MHC is the first attempt to adapt human autonomy controls to machine autonomy when there is an unacceptable use of force by ensuring that human control is sufficiently tied to each action. This assumes that humans are better at minimizing unacceptable engagements (not clear) and ensures humans don’t get a pass on responsibility when the machine does something untethered from human intent. The danger is that MHC will constrain machine autonomy to the point where it is no longer meaningful.
More on meaningful autonomy in another post. For now, let’s accept that the point of machine autonomy is to gain the benefits of human autonomy but at machine speed and with greater resilience. Imposing control of action, rather than alignment of action, erodes those benefits. Of course, we could always say we’ll just have to kill each other at human speed rather than machine speed, but no society that believes their physical or cultural survival to be at stake will forego what could be a decisive security advantage. So where do you go from there? This brings me back to alignment.
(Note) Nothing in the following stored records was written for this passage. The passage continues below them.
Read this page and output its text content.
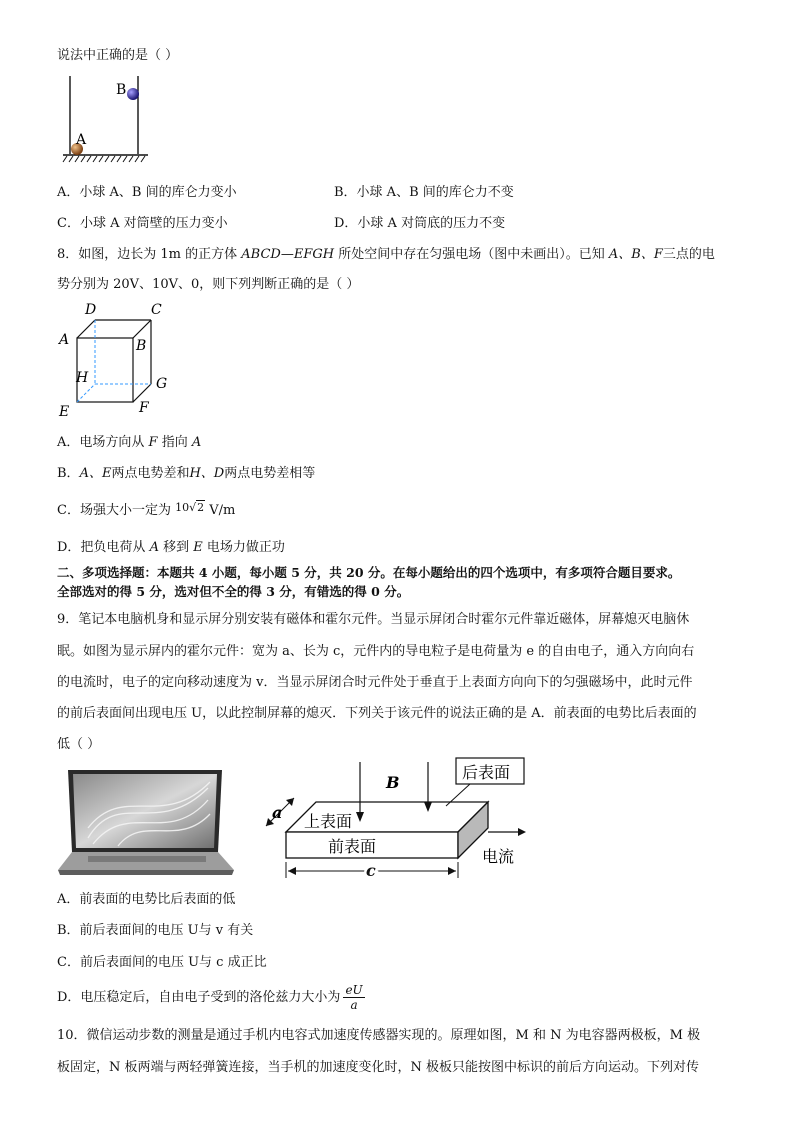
说法中正确的是（ ）
B
A
A．小球 A、B 间的库仑力变小	B．小球 A、B 间的库仑力不变
C．小球 A 对筒壁的压力变小	D．小球 A 对筒底的压力不变
8．如图，边长为 1m 的正方体 ABCD—EFGH 所处空间中存在匀强电场（图中未画出）。已知 A、B、F三点的电
势分别为 20V、10V、0，则下列判断正确的是（ ）
D	C
A	B
H	G
E	F
A．电场方向从 F 指向 A
B．A、E两点电势差和H、D两点电势差相等
C．场强大小一定为 10√2 V/m
D．把负电荷从 A 移到 E 电场力做正功
二、多项选择题：本题共 4 小题，每小题 5 分，共 20 分。在每小题给出的四个选项中，有多项符合题目要求。
全部选对的得 5 分，选对但不全的得 3 分，有错选的得 0 分。
9．笔记本电脑机身和显示屏分别安装有磁体和霍尔元件。当显示屏闭合时霍尔元件靠近磁体，屏幕熄灭电脑休
眠。如图为显示屏内的霍尔元件：宽为 a、长为 c，元件内的导电粒子是电荷量为 e 的自由电子，通入方向向右
的电流时，电子的定向移动速度为 v．当显示屏闭合时元件处于垂直于上表面方向向下的匀强磁场中，此时元件
的前后表面间出现电压 U，以此控制屏幕的熄灭．下列关于该元件的说法正确的是 A．前表面的电势比后表面的
低（ ）
B
后表面
上表面
前表面
电流
a
c
A．前表面的电势比后表面的低
B．前后表面间的电压 U与 v 有关
C．前后表面间的电压 U与 c 成正比
D．电压稳定后，自由电子受到的洛伦兹力大小为 $\frac{eU}{a}$
10．微信运动步数的测量是通过手机内电容式加速度传感器实现的。原理如图，M 和 N 为电容器两极板，M 极
板固定，N 板两端与两轻弹簧连接，当手机的加速度变化时，N 极板只能按图中标识的前后方向运动。下列对传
We know we can build machines that align actions to human intent within a specific context. We also know that as that context becomes more complex, the ability to predict alignment becomes more difficult. This is where edge cases start to pop up and confound people. Think of autonomous vehicles driving into the side of white trucks because the model thought it was sky. As complexity disrupts alignment, risk mitigation and acceptance must take over.
For example, if I’m operating a lethal autonomous weapon over the skies of Taiwan right now, my risk tolerance for unacceptable engagements would be very low indeed. However, if People’s Liberation Army landing craft are hitting the beaches of Taiwan tomorrow that same system would likely be acceptable, unaltered, because the context, and therefore risk acceptance, has changed. The trick is having a testing and evaluation regime in place that can allow a reasonable calculation of risk acceptance based on alignment performance within context, rather than trying to impose a broad regime of meaningful human control outside of specific context.
I agree that agonizing over the definitions inside the MHC construct is not useful, but I want to throw out that whole school of thought. I think there is some movement on this as the U.S. Department of Defense is embracing “appropriate human judgment” as a governing principle, but I think the most promise is coming from those working on alignment. It is an emerging field but to me seems the best fit within a military system that is already adept at calculating, mitigating, and accepting risk.